Acute Radiation Pneumonitis
- ▪
Acute radiation pneumonitis (ARP) is an inflammatory reaction that appears in the high-dose irradiated portion of the lungs after the completion of EBRT. Pathophysiology is incompletely understood but appears to involve a cascade of inflammatory cells and cytokine production.
- ▪
Symptomatic ARP may develop in up to 20% of lung cancer patients, with 5% to 10% of all lung cancer patients having moderate to severe symptoms. It is not understood why only a small minority of irradiated patients develop ARP.
- ▪
The relative risk or frequency of ARP can be estimated before the start of EBRT based on any of several EBRT treatment planning parameters. The V 20 , the percentage of total lung volume receiving at least 20 Gy, has been shown to be a very useful predictive parameter. It has been incorporated into many intergroup studies to put an upper limit to the volume of lung that may be irradiatied. The V 20 can be determined before the start of EBRT when CT simulation and computerized treatment planning are used by the radiation oncologist.
- ▪
Symptoms include any combination of dyspnea, dry hacking cough, low-grade fever up to 101.5°F, or ipsilateral chest aching discomfort. High-grade fevers or productive cough are more likely due to other etiologies such as infections.
- ▪
Symptoms may arise 3 weeks to 3 months after the last day of EBRT but may also arise up to a year after treatment. Typically symptoms gradually progress in severity.
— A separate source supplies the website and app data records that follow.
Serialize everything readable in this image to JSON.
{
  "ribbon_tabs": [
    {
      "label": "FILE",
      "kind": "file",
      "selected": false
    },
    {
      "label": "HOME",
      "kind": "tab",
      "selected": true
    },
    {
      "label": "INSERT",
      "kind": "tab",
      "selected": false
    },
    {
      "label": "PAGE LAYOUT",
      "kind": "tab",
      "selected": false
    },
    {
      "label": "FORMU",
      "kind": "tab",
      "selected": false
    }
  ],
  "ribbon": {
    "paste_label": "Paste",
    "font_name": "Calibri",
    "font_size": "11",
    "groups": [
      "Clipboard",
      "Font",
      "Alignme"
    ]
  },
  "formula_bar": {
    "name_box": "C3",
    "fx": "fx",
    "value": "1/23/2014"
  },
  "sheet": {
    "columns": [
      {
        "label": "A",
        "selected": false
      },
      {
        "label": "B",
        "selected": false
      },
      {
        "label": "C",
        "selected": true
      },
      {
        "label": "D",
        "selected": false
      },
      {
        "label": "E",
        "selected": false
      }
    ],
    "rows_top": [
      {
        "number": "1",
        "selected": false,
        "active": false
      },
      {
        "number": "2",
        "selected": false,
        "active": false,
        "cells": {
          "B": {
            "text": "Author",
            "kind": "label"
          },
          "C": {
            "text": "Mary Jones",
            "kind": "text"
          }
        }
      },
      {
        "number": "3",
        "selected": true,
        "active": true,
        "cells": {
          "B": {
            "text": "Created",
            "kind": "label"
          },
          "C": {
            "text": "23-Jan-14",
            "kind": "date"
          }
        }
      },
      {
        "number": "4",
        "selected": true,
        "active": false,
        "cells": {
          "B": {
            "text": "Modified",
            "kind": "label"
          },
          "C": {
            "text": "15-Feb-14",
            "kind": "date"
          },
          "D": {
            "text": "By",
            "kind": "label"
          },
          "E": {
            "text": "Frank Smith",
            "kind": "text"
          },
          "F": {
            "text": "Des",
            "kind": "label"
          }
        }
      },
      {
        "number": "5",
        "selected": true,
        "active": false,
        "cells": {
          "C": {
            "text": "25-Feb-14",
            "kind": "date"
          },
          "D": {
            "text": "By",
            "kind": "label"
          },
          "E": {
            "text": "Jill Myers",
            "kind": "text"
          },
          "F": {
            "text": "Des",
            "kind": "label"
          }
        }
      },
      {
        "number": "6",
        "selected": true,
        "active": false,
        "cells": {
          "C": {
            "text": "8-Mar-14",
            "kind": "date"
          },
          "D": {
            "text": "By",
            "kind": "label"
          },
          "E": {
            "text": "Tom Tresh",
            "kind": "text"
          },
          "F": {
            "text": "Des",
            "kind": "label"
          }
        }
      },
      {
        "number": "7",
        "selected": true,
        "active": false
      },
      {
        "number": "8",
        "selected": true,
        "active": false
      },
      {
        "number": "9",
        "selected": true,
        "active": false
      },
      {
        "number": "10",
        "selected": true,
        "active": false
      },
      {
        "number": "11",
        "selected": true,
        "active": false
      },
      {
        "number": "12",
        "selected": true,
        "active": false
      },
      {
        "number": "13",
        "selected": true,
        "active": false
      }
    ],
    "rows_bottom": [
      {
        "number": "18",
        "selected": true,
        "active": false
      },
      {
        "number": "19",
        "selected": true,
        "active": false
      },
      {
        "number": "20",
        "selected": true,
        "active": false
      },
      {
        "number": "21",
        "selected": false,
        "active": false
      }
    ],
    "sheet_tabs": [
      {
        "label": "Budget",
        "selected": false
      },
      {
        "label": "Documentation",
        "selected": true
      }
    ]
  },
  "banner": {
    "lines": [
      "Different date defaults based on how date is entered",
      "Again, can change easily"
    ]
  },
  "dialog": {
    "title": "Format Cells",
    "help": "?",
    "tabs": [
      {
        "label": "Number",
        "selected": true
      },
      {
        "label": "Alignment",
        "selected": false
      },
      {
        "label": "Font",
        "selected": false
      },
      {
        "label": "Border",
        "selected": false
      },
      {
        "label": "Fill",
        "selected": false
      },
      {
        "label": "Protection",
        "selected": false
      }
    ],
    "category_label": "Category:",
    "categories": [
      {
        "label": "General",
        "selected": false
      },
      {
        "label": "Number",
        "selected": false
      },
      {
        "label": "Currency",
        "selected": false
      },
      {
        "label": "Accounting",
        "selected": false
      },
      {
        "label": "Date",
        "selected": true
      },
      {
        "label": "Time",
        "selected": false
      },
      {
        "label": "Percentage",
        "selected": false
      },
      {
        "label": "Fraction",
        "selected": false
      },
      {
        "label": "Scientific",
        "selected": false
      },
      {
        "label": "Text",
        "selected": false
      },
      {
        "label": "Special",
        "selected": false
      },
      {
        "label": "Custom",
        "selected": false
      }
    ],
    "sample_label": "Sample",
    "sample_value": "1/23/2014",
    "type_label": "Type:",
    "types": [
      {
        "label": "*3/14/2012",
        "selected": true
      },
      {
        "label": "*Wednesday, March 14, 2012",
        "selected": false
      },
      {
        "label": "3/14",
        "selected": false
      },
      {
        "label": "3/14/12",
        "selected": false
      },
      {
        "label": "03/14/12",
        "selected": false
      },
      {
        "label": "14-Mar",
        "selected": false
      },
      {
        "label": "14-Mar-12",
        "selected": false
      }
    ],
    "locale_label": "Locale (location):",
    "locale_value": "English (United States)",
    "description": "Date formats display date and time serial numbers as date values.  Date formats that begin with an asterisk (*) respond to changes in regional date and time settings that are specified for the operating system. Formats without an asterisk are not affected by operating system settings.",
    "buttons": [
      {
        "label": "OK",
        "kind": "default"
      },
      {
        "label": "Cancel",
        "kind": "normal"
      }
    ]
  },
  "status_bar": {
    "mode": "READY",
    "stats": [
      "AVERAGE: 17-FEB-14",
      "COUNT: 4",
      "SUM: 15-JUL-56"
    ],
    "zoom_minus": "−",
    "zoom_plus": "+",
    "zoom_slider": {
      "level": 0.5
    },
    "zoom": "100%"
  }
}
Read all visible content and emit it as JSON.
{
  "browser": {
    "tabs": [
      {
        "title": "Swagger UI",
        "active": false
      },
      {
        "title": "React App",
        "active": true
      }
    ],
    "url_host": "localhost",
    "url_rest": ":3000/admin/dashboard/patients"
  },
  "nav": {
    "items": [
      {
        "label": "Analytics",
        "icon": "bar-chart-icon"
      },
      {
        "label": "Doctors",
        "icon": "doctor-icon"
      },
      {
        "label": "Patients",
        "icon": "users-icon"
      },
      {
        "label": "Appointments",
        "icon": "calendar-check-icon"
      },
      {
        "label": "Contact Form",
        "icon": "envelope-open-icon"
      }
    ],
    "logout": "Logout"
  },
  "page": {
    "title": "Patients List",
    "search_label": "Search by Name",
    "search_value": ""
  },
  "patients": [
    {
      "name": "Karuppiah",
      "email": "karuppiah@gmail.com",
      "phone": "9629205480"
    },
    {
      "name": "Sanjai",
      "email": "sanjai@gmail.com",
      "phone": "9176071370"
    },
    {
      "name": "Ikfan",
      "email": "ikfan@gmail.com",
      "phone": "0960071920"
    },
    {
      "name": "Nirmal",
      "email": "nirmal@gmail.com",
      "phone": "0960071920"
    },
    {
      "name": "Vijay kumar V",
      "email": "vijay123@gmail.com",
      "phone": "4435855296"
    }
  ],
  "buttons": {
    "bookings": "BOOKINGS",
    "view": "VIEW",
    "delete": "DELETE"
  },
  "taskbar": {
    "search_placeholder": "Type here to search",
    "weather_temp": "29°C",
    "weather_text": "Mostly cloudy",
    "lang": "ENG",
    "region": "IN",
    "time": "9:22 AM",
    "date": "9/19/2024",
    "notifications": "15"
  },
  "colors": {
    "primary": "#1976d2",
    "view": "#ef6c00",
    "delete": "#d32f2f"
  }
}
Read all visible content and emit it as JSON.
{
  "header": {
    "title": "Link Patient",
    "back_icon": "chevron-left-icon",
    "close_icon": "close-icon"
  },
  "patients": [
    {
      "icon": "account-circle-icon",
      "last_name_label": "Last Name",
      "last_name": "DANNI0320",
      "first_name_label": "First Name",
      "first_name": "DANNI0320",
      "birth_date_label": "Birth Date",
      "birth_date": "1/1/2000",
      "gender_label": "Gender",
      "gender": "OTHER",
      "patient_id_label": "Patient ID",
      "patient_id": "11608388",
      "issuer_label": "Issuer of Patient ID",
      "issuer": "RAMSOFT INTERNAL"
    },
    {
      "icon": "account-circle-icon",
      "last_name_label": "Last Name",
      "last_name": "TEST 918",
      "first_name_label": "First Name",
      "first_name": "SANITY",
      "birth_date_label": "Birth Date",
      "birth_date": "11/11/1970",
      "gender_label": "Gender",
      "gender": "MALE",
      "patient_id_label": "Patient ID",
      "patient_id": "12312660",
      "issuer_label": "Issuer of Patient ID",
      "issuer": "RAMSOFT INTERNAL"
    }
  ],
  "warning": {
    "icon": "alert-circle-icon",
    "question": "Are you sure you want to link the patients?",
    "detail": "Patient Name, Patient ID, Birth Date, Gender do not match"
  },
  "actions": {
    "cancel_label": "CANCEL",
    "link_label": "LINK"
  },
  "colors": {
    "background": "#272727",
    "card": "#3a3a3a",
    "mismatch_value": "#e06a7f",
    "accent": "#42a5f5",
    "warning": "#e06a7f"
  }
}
However, unrecognized cases may progress to respiratory failure requiring intubation.
- ▪
There are no laboratory tests or pathologic findings that are specific for ARP. Lung biopsies show inflammatory alveolar changes consistent with ARDS. Bronchoscopy with bronchoalveolar lavage shows nonspecific inflammatory findings.
- ▪
Chest computed tomography (CT) scans show a restricted zone of fluffy infiltrates, often with air bronchograms. The infiltrate does not have a lobar distribution.
- ▪
The diagnosis is established by the determination that the region of infiltrate corresponds to the zone of irradiated lung. This often requires the radiation oncologist to compare the diagnostic CT scan with the radiation therapy simulation or port films or the EBRT dosimetry planning CT scans ( Fig. 26-1 ).
- ▪
If the zone of infiltrate does not closely correspond to the irradiated volume, other diagnoses should be entertained, such as infection or lymphangetic metastases. In some cases, pulmonary infiltrates may be due to multiple diagnoses (e.g., pneumocystis in a patient with simultaneous ARP). In such cases, bronchoscopy may be helpful to search for diagnoses other than ARP.
- ▪
The ARP infiltrate may be different when newer methods of EBRT are used. When multiple small EBRT fields are aimed from several directions toward a lung tumor, the high-dose volume will surround the tumor in a very restricted and irregular shape. In addition, intensity-modulated radiation therapy (IMRT) uses sophisticated computer-controlled delivery to each EBRT field so that the portion of a particular field that passes through the tumor receives a higher dose and the portion of the field that passes through a critical structure receives a lower dose. Compared with standard EBRT fields, this results in a very conformal treatment region in which a much smaller lung volume receives a high EBRT dose. This, in turn, can reduce the frequency and severity of ARP. However, when ARP does develop, its appearance will be a vague irregular cloud-like region surrounding the treated tumor ( Fig. 26-2 ).